Du côté du Nigéria, l’industrie textile profite de la politique de soutien voulue par l’État pour le secteur CTC (coton, textile et confection). Celle-ci passe notamment par des appels d’offre réservés aux entreprises locales pour la production d’uniformes à destination de l’armée, de la police et de la marine. Des dispositifs qui accompagnent une politique de la culture du coton, et n’ont pas pour objectif d’encourager une montée en qualité des variétés produites.

Des efforts qui viennent cependant se heurter à la masse des importations illégales et des contrebandes de produits à travers le pays. L’insécurité dans certaines zones du Nigéria rendrait par ailleurs d’autant plus problématique la corruption, rapporte le groupement IndustriAll, qui représente 50 millions de travailleurs officiant dans les mines, l’énergie et la fabrication dans 140 pays.

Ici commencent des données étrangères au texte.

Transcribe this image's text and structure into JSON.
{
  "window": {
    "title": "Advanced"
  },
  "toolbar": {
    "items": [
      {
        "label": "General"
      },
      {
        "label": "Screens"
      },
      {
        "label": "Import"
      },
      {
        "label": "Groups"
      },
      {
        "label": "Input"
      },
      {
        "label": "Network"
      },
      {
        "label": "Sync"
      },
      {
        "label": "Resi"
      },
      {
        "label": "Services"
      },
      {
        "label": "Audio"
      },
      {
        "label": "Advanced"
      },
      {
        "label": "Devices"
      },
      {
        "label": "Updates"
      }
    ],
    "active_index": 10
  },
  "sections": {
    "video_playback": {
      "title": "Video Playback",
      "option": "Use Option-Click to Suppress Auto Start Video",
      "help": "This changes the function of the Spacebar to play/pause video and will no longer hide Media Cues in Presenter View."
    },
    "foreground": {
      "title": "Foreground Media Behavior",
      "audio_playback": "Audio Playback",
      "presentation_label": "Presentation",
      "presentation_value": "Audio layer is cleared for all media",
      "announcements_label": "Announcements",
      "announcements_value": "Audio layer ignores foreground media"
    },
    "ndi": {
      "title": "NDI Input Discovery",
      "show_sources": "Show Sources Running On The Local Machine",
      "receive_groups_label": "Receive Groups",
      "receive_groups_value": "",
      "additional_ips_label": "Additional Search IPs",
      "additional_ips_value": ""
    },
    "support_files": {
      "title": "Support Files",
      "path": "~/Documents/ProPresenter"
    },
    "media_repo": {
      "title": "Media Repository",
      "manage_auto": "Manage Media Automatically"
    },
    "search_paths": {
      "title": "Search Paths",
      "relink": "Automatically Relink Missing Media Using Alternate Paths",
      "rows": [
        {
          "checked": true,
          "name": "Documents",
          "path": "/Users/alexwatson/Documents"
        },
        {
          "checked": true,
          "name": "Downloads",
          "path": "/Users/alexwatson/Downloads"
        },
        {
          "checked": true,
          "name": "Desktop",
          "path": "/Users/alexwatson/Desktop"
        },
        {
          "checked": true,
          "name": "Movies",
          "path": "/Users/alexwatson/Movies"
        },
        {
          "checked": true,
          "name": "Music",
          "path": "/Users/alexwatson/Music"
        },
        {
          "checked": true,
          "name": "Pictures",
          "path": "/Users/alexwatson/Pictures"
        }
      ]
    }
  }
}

Avant la crise, seules 5,8% des importations d’habillement européennes ne venaient pas d’Asie ou du pourtour méditerranéen, avec pour 5,1 milliards d’euros de marchandises sur l’exercice 2019 (chiffres IFM). Le pourcentage est porté à 13% du côté des importations textiles européennes, et l’Afrique du Sud s’offrait le 19e rang des fournisseurs de l’UE, avec 186 milliards d’euros de matériaux (+3%). L’Afrique du Sud a toujours connu en 2020 une chute de 22% de ses exportations textiles vers l’Europe. Nouveau contrecoup pour une industrie locale déjà éprouvée.

L’Afrique, toujours un eldorado du textile à bas coûts ?

Le cas des importations illégales d’habillement venant de Chine est d’autant plus épineux et ironique que l’Afrique est de longue date conçue par la filière comme la prochaine destination de production à bas coûts. Attirant ainsi de nombreux investisseurs chinois. L’une des dernières illustrations les plus récentes et massives de cette réalité était en mars 2019 la signature par les groupes Fung et Ruyi d’un partenariat stratégique visant à réalisé de concert « l’un des plus gros écosystèmes transversaux du textile-habillement au monde », avec l’Afrique dans le collimateur.

Une usine textile à Addis-Abeba – Shutterstock.com

« L’Afrique est un marché important pour nous et nous ne pouvons qu’avec le partenaire qu’il faut, Fung Group, et son réseau étendu de fournisseurs, marques et détaillants, nous pourrons accélérer le développement de notre activité sur place, expliquait alors le directeur de Ruyi, Yafu Qiu. Ce partenariat nous permet de créer là la plus grosse et la plus compréhensible des activités verticalement intégrées du textile-habillement ».

L’Ethiopie est généralement le pays le plus cité lorsque l’on parle de la production textile d’Afrique sub-saharienne. Et pour cause, les salariés textiles y ont les moins payés au monde, selon une étude publiée en 2019 par le Centre Stern pour les affaires et les droits de l’homme de l’université de New York. Les travailleurs locaux y gagneraient l’équivalent de 26 dollars par mois, contre 95 dollars au Bangladesh et en Birmanie, selon le document.

Stern pointait que ce cours aux bas salaires nuisait au final à la productivité, qui peut varier de 25 à 75% selon les sites, où des investisseurs étrangers comme l’américain PVH et l’indien Arvind créent des chocs de cultures entre leurs concepts de production et la réalité de la main d’œuvre locale. Comme le relève l’ONG britannique Entreprise Community Partners, ce sont les managers eux-mêmes qui désignent la grande pauvreté de leurs employés comme le premier frein à la production.